WASHINGTON — As Vice President Kamala Harris parses out the details of her agenda, she has favored broad strokes over detailed policy papers. Only recently has she begun sitting for interviews, which have elicited few details about what her presidential administration might look like.
Little about that careful approach changed during a 25-minute interview with Stephanie Ruhle of MSNBC that was broadcast on Wednesday night. It was Harris’ first one-on-one interview on cable television since becoming the Democratic nominee.
In her discussion with a friendly interviewer, the vice president again presented herself as a champion of the middle class and hit many of the same themes from her pro-business economic speech earlier in the day. She largely avoided direct questions about how she would govern and why some voters remain fond of former President Donald Trump’s stewardship of the economy.
Here are three takeaways from Harris’ interview.
Harris had roundabout answers to open-ended questions.
Ruhle’s first question was about how Harris might respond to people who hear her proposals and say, “These policies aren’t for me.” The MSNBC host’s second was about why voters tend to tell pollsters that Trump is better equipped to handle the economy.
Harris responded to the fairly basic and predictable questions with roundabout responses that did not provide a substantive answer.
Instead of offering any explanation for why Trump polls better on the economy — a matter that has vexed Democrats as President Joe Biden has overseen a steadily improving economy — Harris instead blasted Trump’s record. She blamed him for a loss of manufacturing and autoworker jobs and said his tariff proposals would serve as an added sales tax on American consumers.
She said nothing about why voters think Trump and Republicans would be better on the economy.
But she did say her policies are for everyone.
“If you are hardworking, if you have the dreams and the ambitions and the aspirations of what I believe you do, you’re in my plan,” Harris said.
She avoided a looming scenario: What if Democrats lose the Senate?
Harris has been eagerly promoting the big-ticket items on her agenda. A middle-class tax cut, tax increases for the rich and for big corporations. More money for child care and health care.
Ruhle brought up the elephant in the room: How could any of this happen without Democratic control of the Senate?
This is a key question that hangs over the Harris campaign as Democrats increasingly fear Sen. Jon Tester of Montana is in a perilous political situation. If he loses his reelection bid, Democrats would need to flip at least one Republican-held Senate seat to retain control of the chamber — an unlikely prospect given this year’s daunting map for the party.
Harris skated past Ruhle’s question about where Democrats would find the money for such proposals without addressing her party’s Senate prospects.

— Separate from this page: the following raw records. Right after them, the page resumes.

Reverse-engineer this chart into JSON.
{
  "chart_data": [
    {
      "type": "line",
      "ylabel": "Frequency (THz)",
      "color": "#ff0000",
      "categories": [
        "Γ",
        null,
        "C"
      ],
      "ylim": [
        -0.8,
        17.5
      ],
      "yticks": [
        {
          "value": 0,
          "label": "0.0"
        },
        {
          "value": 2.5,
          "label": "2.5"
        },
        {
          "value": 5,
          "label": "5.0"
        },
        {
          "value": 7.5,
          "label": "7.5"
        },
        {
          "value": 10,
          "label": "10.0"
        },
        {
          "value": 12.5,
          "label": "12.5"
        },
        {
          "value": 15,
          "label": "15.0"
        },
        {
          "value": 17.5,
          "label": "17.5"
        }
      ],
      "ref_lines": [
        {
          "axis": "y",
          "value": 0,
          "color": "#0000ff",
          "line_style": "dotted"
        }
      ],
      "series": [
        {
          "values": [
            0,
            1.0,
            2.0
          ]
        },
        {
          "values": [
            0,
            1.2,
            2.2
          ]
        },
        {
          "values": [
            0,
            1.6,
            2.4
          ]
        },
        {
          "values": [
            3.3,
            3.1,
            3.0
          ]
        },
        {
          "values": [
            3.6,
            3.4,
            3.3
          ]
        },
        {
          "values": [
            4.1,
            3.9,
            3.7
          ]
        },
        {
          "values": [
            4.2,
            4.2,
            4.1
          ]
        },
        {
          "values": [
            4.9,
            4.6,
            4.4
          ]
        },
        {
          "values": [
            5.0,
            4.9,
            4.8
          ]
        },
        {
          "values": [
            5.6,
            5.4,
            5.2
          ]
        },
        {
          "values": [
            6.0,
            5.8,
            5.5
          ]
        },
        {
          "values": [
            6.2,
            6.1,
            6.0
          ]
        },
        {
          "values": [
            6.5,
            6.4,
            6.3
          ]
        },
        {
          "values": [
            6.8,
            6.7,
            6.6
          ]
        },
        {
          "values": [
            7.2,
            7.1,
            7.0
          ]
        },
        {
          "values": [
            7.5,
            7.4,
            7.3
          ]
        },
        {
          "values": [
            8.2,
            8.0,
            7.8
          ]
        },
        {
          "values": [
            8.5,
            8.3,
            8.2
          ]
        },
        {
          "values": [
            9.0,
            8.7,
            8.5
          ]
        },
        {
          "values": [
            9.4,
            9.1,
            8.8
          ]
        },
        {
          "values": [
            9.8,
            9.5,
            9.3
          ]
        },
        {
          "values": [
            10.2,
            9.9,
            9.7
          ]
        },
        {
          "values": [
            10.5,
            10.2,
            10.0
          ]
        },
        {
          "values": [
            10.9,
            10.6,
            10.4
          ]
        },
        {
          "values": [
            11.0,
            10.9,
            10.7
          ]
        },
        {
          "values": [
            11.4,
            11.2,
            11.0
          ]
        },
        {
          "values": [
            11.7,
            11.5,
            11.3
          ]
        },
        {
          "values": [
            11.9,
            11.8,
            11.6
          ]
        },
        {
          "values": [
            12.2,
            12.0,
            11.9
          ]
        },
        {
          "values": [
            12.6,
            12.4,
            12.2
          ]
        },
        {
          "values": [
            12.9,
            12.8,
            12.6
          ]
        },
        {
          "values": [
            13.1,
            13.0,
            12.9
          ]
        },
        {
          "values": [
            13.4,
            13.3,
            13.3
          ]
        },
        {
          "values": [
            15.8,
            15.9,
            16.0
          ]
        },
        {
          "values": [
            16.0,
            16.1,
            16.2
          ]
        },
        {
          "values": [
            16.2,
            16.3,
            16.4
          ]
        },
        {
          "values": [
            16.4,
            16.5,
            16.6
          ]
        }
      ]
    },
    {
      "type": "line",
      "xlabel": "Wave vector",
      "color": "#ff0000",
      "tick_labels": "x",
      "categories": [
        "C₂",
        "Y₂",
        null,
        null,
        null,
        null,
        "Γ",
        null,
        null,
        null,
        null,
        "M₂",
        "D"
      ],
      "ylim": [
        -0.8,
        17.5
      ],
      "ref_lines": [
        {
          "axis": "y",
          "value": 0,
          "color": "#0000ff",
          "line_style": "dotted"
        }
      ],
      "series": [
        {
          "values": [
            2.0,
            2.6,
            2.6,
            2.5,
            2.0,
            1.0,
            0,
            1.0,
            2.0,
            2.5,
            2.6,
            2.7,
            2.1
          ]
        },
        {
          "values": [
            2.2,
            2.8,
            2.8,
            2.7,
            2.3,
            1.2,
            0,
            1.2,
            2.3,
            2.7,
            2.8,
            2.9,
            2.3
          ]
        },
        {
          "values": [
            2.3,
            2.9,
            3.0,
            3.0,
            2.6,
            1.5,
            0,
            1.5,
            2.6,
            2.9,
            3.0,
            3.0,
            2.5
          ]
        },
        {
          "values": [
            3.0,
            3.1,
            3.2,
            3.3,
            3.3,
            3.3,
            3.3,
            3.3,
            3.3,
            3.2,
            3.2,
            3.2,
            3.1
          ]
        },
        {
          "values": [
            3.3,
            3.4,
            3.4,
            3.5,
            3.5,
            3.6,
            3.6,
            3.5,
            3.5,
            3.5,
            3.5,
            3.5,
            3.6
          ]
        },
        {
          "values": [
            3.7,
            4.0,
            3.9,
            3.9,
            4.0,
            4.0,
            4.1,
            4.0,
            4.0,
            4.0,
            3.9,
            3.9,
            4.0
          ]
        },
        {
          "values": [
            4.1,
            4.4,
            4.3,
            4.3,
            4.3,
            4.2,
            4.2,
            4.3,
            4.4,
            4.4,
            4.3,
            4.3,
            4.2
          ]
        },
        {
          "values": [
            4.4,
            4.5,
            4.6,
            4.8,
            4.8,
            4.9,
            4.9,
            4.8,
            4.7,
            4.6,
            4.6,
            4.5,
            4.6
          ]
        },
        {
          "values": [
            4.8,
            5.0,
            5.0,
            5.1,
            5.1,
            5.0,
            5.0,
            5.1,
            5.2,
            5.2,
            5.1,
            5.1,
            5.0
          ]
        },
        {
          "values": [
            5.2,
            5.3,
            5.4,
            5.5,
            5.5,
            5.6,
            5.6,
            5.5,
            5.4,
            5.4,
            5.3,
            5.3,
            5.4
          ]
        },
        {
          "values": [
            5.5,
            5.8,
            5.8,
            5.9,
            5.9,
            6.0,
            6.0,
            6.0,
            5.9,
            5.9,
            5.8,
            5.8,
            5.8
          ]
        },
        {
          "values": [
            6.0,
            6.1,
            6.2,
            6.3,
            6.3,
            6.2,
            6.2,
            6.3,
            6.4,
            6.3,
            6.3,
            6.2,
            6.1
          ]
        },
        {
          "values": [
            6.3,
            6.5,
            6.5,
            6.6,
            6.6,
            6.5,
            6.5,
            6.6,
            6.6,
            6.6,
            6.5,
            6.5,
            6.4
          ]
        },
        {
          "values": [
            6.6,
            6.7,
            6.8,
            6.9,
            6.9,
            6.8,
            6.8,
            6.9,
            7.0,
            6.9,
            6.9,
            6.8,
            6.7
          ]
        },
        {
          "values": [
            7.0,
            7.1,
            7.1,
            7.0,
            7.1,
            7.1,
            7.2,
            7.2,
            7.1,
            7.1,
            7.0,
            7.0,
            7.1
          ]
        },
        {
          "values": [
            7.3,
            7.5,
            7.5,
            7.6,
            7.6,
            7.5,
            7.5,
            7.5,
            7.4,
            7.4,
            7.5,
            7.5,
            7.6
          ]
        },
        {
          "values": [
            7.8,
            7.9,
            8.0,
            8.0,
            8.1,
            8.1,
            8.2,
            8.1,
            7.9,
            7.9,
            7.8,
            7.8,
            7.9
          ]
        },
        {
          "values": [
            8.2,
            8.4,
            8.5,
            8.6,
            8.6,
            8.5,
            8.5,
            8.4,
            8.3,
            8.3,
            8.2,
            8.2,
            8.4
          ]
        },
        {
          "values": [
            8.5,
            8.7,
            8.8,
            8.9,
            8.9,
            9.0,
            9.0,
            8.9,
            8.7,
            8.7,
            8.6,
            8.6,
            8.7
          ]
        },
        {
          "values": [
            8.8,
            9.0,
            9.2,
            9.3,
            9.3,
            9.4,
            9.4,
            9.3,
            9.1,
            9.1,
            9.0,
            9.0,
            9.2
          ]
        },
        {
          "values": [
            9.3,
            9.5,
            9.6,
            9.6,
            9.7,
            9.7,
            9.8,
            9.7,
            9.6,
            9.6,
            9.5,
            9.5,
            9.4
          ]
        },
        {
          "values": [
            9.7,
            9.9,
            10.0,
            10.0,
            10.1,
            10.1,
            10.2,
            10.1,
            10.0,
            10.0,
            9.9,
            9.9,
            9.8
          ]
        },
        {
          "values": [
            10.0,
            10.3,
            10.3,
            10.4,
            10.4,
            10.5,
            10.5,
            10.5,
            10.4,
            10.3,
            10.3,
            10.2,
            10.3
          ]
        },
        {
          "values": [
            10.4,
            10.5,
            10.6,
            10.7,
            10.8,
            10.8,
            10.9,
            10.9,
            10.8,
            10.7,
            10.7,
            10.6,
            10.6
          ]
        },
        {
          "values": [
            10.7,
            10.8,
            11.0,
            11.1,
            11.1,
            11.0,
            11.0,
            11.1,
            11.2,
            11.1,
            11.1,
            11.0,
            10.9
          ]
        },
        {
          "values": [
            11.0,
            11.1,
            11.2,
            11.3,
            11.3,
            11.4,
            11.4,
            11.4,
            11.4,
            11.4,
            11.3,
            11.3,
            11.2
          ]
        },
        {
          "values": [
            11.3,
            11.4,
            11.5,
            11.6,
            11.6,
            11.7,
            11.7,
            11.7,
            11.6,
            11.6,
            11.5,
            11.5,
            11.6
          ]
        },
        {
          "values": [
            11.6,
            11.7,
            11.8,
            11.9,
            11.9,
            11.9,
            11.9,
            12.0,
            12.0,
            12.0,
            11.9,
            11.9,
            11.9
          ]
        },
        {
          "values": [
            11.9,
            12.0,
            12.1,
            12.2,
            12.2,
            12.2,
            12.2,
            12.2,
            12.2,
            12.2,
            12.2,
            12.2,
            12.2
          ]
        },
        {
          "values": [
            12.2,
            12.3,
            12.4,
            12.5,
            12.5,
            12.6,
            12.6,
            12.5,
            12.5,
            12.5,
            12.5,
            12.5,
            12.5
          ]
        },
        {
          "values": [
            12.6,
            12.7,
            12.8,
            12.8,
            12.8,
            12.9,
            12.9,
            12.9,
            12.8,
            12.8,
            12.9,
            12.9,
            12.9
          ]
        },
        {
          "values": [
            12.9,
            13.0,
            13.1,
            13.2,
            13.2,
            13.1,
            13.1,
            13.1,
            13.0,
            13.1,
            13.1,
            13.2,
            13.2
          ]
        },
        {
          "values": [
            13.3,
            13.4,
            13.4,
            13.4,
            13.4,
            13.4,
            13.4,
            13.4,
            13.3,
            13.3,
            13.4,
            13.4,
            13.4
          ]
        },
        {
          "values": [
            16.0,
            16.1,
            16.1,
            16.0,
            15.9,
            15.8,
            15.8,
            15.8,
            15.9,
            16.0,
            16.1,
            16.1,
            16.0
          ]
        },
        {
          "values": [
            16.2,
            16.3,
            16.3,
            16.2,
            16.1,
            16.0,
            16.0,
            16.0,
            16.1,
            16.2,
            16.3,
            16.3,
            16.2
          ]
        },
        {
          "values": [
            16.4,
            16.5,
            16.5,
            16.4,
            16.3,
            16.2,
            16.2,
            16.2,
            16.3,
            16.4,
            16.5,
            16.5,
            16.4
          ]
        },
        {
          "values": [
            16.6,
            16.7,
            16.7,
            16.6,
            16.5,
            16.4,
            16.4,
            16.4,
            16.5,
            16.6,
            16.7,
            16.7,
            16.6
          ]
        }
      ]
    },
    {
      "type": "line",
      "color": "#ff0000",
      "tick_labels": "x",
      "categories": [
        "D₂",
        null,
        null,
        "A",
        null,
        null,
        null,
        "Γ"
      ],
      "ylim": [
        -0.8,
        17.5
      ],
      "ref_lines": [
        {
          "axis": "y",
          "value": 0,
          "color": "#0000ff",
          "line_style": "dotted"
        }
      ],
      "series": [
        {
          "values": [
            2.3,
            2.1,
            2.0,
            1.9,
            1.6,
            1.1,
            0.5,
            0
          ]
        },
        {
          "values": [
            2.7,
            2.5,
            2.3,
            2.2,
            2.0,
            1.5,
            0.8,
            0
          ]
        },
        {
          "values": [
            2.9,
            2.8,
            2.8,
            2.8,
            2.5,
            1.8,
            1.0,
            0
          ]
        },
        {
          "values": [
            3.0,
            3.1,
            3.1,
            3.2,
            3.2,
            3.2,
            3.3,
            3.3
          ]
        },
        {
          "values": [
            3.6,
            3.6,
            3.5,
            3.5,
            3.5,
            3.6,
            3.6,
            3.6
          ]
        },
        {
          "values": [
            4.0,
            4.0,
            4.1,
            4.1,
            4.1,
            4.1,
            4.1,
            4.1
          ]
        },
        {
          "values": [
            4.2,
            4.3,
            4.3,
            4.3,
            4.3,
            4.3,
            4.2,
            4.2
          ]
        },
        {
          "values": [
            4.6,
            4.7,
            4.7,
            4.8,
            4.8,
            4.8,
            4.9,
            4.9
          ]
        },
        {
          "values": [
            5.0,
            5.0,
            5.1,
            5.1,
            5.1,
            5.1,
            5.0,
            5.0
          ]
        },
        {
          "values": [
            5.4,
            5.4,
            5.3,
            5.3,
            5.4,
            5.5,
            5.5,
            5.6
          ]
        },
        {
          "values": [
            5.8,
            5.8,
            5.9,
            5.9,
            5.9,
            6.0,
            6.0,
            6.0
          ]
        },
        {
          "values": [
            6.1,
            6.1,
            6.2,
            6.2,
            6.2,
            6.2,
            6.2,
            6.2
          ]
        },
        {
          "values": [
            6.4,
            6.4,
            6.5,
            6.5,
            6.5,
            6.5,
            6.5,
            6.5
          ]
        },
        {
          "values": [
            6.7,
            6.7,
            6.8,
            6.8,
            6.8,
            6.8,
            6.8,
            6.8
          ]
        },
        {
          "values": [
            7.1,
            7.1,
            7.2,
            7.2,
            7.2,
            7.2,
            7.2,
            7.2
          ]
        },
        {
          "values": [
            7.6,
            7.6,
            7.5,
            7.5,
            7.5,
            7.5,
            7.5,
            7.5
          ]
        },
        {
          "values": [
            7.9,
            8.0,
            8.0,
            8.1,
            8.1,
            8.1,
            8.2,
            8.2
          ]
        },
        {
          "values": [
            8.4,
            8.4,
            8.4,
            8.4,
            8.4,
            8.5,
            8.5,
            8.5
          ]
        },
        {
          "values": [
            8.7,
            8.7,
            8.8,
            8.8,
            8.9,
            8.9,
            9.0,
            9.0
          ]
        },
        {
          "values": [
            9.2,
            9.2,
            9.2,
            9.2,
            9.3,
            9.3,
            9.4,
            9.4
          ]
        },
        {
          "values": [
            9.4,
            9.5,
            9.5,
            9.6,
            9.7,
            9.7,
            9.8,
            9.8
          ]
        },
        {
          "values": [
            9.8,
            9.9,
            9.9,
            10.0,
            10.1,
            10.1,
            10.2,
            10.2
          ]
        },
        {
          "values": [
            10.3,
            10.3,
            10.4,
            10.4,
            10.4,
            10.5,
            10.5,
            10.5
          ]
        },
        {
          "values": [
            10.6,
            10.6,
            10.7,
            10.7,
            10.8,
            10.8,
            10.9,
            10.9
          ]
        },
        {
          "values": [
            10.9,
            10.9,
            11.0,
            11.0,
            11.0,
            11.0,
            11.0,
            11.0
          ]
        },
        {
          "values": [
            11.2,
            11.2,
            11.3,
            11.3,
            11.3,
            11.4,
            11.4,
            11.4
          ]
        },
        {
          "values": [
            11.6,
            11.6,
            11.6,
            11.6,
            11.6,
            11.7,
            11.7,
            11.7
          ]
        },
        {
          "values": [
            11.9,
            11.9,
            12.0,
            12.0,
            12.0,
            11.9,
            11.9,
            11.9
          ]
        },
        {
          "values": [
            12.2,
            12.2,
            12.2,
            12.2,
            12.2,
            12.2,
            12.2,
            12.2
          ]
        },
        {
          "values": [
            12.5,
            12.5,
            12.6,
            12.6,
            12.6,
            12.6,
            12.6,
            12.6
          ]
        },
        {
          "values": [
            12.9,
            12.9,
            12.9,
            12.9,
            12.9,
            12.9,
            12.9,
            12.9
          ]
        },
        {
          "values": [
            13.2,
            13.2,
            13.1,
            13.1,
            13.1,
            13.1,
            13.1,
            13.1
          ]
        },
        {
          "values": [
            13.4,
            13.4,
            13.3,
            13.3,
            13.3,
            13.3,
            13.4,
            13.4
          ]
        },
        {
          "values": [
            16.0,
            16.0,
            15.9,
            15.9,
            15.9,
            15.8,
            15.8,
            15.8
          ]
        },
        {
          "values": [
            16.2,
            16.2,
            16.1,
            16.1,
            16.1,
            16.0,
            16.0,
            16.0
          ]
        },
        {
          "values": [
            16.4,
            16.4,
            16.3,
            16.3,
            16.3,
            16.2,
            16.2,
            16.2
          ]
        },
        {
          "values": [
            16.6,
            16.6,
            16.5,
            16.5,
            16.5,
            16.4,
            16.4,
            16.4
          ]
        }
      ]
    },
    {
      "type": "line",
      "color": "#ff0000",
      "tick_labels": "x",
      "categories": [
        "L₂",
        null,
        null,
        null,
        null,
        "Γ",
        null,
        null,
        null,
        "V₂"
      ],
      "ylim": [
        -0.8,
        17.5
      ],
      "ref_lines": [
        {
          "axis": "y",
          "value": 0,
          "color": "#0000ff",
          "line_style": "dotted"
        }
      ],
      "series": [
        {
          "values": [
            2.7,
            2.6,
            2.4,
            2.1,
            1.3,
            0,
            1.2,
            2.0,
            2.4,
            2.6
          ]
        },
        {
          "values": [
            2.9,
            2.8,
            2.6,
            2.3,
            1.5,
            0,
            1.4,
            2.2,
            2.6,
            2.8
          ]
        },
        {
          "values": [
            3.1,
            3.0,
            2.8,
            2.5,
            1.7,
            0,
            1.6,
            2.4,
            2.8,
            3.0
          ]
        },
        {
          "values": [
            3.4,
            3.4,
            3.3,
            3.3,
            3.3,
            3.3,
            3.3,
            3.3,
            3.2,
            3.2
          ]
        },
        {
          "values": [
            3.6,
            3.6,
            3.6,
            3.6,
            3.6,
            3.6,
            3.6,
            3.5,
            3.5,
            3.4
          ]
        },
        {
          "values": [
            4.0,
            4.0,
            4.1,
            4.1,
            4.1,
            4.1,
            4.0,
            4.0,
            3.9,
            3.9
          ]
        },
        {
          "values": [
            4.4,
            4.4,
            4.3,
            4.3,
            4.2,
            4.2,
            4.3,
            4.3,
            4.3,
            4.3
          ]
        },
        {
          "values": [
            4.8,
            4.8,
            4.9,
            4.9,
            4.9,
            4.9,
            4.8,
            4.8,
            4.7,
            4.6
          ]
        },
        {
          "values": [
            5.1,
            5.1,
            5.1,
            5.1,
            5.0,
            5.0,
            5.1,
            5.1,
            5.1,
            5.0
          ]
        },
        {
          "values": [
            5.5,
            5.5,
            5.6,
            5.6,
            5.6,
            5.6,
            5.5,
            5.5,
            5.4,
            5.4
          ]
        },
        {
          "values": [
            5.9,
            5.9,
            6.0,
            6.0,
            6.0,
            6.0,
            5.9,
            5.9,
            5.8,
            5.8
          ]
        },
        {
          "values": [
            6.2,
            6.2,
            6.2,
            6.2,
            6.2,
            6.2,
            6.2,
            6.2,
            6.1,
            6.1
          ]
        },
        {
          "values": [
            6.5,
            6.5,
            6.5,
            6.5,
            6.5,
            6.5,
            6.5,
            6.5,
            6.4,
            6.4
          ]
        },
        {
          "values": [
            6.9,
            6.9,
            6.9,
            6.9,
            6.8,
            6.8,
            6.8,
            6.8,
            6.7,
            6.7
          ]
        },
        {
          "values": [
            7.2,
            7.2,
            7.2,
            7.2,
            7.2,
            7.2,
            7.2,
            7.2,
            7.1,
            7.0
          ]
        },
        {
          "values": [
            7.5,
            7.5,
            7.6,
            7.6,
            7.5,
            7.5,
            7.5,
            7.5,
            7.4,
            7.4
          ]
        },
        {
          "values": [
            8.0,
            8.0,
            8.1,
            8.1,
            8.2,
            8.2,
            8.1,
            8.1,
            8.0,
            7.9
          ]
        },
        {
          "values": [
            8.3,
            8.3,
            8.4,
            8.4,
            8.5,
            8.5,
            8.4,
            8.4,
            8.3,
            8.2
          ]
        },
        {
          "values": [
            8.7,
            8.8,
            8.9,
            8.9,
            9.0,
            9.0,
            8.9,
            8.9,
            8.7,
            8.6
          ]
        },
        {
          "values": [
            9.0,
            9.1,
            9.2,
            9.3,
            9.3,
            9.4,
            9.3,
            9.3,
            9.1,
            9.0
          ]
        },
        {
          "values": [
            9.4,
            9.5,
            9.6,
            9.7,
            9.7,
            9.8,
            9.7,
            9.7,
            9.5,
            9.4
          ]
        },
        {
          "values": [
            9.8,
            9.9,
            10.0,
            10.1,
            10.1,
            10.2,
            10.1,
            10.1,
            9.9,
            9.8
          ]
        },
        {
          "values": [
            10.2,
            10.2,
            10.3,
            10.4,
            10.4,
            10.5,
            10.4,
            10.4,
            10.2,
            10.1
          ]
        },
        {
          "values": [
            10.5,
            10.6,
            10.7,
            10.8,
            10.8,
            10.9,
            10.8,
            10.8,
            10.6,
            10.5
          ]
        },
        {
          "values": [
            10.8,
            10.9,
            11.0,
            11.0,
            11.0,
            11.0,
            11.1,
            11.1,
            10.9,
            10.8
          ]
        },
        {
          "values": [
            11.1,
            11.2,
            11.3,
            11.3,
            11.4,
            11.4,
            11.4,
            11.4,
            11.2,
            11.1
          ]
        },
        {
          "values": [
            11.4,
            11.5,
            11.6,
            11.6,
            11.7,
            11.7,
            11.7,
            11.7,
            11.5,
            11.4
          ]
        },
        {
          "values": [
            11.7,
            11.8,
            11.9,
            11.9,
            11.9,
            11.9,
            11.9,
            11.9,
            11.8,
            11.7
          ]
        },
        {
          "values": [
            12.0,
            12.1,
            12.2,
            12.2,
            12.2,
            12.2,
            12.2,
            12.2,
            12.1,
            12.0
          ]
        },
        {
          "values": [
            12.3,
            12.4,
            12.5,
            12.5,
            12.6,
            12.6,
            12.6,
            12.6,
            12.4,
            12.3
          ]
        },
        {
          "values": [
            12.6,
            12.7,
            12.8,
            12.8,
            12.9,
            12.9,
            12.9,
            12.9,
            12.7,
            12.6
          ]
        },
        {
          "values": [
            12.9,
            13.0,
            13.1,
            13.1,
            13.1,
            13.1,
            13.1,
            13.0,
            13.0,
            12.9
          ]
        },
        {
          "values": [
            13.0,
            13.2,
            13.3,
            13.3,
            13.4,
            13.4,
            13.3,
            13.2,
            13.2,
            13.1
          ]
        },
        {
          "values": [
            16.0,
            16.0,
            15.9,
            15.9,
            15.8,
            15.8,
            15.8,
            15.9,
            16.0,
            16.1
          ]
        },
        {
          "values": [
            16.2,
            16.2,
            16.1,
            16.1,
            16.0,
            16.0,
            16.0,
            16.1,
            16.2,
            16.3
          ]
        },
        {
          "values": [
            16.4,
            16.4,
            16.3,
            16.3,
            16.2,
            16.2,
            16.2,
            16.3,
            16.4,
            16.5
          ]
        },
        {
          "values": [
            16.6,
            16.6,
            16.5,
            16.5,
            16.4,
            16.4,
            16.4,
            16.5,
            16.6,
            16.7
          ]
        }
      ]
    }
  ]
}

“But we’re going to have to raise corporate taxes,” she said. “We’re going to have to make sure that the biggest corporations and billionaires pay their fair share. That’s just it. It’s about paying their fair share. I am not mad at anyone for achieving success, but everyone should pay their fair share.”
That is an argument she may find herself making to very skeptical Senate Republicans next year if she wins the White House.
A hard-hitting Harris interview is still yet to come.
Since Harris began granting more interviews in recent days, her media strategy has been to sit with friendly inquisitors who are not inclined to ask terribly thorny questions or press her when her responses are evasive.
Nothing about that changed during her interview with Ruhle before her audience on MSNBC, the liberal cable channel whose viewers overwhelmingly favor Democratic candidates.
It’s not quite clear what Harris gained, aside from giving her campaign aides the ability to say she held a one-on-one cable television interview.
For the vice president, speaking with Ruhle was roughly in the same ballpark as Trump having one of his regular chats with Sean Hannity of Fox News.
Last week, Ruhle openly showed her preference for Harris over Trump during an appearance on Bill Maher’s HBO program. And when she interviewed Biden in May 2023, Ruhle did not press him after his stumbling answers and praised him throughout the 14-minute discussion.
So it went with Harris. Ruhle joined Harris in attacking Trump (“His plan is not serious, when you lay it out like that”) and avoided posing tricky questions about positions Harris supported during her 2020 presidential campaign or what, if anything, she knew about Biden’s physical condition or mental acuity as his own campaign deteriorated.
Which is perhaps why Harris agreed to the interview in the first place.